隨著橋梁跨徑不斷的增加，工程師必須審慎評估橋梁在風力作用下之安全性及服務性。對於風力作用下所引起的橋梁主梁抖振反應，通常採用全橋風洞試驗或斷面模型風洞試驗配合數值分析進行評估。當以數值分析進行評估時，需要主梁的振態參數包括振態頻率、阻尼比與振形，及氣動力係數與顫振導數。振態參數一般是經由有限元素法模擬獲得，而氣動力係數與顫振導數則是藉由斷面模型風洞試驗來獲得。本文則是以所建立之複合識別方式識別實測反應歷時，以獲得主梁之振態參數，以隨機子空間法識別數值模擬之結果，求取主梁之顫振導數。
由於橋梁所量測得之微振速度歷時具有振態耦合之特性，本文提出一結合經驗模態分解法、隨機遞減法與希爾伯特轉換的分析方式，於時間域上進行橋梁振態參數之識別，可獲得較其他識別方式準確的結果。
在數值模擬部分，首先模擬流體流經方形、矩形與梯形斷面後產生之氣動行為，同時計算相關的氣動力係數；其次模擬矩形斷面之氣彈行為，其中氣彈行為之模擬採用任意拉格朗日-歐拉法，以斷面反應歷時求取顫振導數。由模擬的結果可觀察到與過去風洞試驗中相同之渦流及再接觸現象，所得之氣動力係數接近過去風洞試驗結果之平均值，而所得之顫振導數略為高估；在可接受之計算時間內，數值模擬結果可達到設定之準確度。根據對不同斷面流場數值模擬分析所累積之經驗，對一長跨距斜張橋斷面進行氣動與氣彈現象模擬；結果顯示氣動力係數與顫振導數略高於風洞試驗的結果。
本文利用一近似解析解，配合所得到之主梁振態參數及氣動力係數與顫振導數，求取主梁抖振位移均方根值，以作為橋梁安全性與服務性評估的依據。同時探討振態參數、氣動力係數與顫振導數對抖振反應的影響，結果顯示振態頻率與氣動力係數對抖振反應的影響較大。

As the main spans of bridges become longer, engineers have to assess the wind induced vibration of bridge decks for safety and serviceability. Generally, either the full bridge model wind tunnel test or section model wind tunnel test with analytical procedure is used to evaluate buffeting responses of bridges. Modal parameters, including modal frequencies and damping ratios, are usually obtained by finite element models; aerodynamic parameters, including aerodynamic coefficients and flutter derivatives, are obtained by section model wind tunnel test. In this research, modal and aerodynamic parameters are obtained by identifying filed measurement results and numerical simulations respectively.

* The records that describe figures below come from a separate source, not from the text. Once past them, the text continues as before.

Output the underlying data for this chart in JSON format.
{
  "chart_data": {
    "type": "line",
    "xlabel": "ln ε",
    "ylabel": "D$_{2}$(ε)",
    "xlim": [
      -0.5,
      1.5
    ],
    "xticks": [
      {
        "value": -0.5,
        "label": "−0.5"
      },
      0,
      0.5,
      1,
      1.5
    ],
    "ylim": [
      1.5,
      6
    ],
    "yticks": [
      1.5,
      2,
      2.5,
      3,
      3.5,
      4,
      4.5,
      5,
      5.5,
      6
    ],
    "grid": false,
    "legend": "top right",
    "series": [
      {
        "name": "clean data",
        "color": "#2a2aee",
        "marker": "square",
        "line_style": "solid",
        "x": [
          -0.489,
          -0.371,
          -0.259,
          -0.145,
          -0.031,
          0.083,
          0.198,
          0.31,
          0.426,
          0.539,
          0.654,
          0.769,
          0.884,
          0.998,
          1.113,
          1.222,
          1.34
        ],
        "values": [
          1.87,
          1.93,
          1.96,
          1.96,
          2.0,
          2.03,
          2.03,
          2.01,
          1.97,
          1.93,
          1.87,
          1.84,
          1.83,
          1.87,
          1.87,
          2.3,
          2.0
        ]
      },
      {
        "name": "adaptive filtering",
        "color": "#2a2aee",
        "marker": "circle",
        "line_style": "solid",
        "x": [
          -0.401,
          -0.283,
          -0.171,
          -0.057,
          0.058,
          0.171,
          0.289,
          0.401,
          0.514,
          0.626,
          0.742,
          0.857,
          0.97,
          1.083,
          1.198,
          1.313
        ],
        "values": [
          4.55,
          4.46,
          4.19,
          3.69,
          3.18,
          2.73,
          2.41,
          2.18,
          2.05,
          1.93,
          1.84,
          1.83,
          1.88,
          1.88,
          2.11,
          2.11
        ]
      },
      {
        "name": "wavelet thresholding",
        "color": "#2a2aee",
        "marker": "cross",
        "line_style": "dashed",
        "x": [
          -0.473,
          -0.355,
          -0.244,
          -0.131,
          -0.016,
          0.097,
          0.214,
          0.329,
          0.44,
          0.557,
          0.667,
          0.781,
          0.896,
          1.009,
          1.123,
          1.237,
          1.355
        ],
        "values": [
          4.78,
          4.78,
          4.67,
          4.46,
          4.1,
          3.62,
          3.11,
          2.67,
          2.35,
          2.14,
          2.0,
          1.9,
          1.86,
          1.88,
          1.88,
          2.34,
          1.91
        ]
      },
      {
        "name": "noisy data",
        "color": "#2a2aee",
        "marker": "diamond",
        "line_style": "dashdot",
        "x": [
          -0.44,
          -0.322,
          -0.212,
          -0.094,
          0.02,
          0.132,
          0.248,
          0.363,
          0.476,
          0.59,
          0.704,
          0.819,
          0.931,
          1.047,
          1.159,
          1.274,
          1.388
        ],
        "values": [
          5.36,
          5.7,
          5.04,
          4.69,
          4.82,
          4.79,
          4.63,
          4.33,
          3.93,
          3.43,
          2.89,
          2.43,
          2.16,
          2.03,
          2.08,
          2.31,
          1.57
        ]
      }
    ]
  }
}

This study proposes a method, combing empirical modal decomposition, random decrement technique with Hilbert transform, for identification of modal parameters in time domain from modally coupled response time histories.
Aerodynamic and aeroelastic phenomena of blunt sections are simulated by numerical simulations; the associated aerodynamic coefficients are evaluated; flutter derivatives are identified by stochastic subspace identification method. Vortex shedding and reattachment phenomena are observed in the simulated results. The obtained aerodynamic parameters are compared with those of the wind tunnel test in the literature, and indicated that aerodynamic coefficients approach to the average of wind tunnel test results, flutter derivatives are higher estimated slightly. Finally, numerical simulations are conducted for a bridge section; the interaction effect of fluid-bridge section is accounted by an arbitrary Lagrangian-Eulerian strategy.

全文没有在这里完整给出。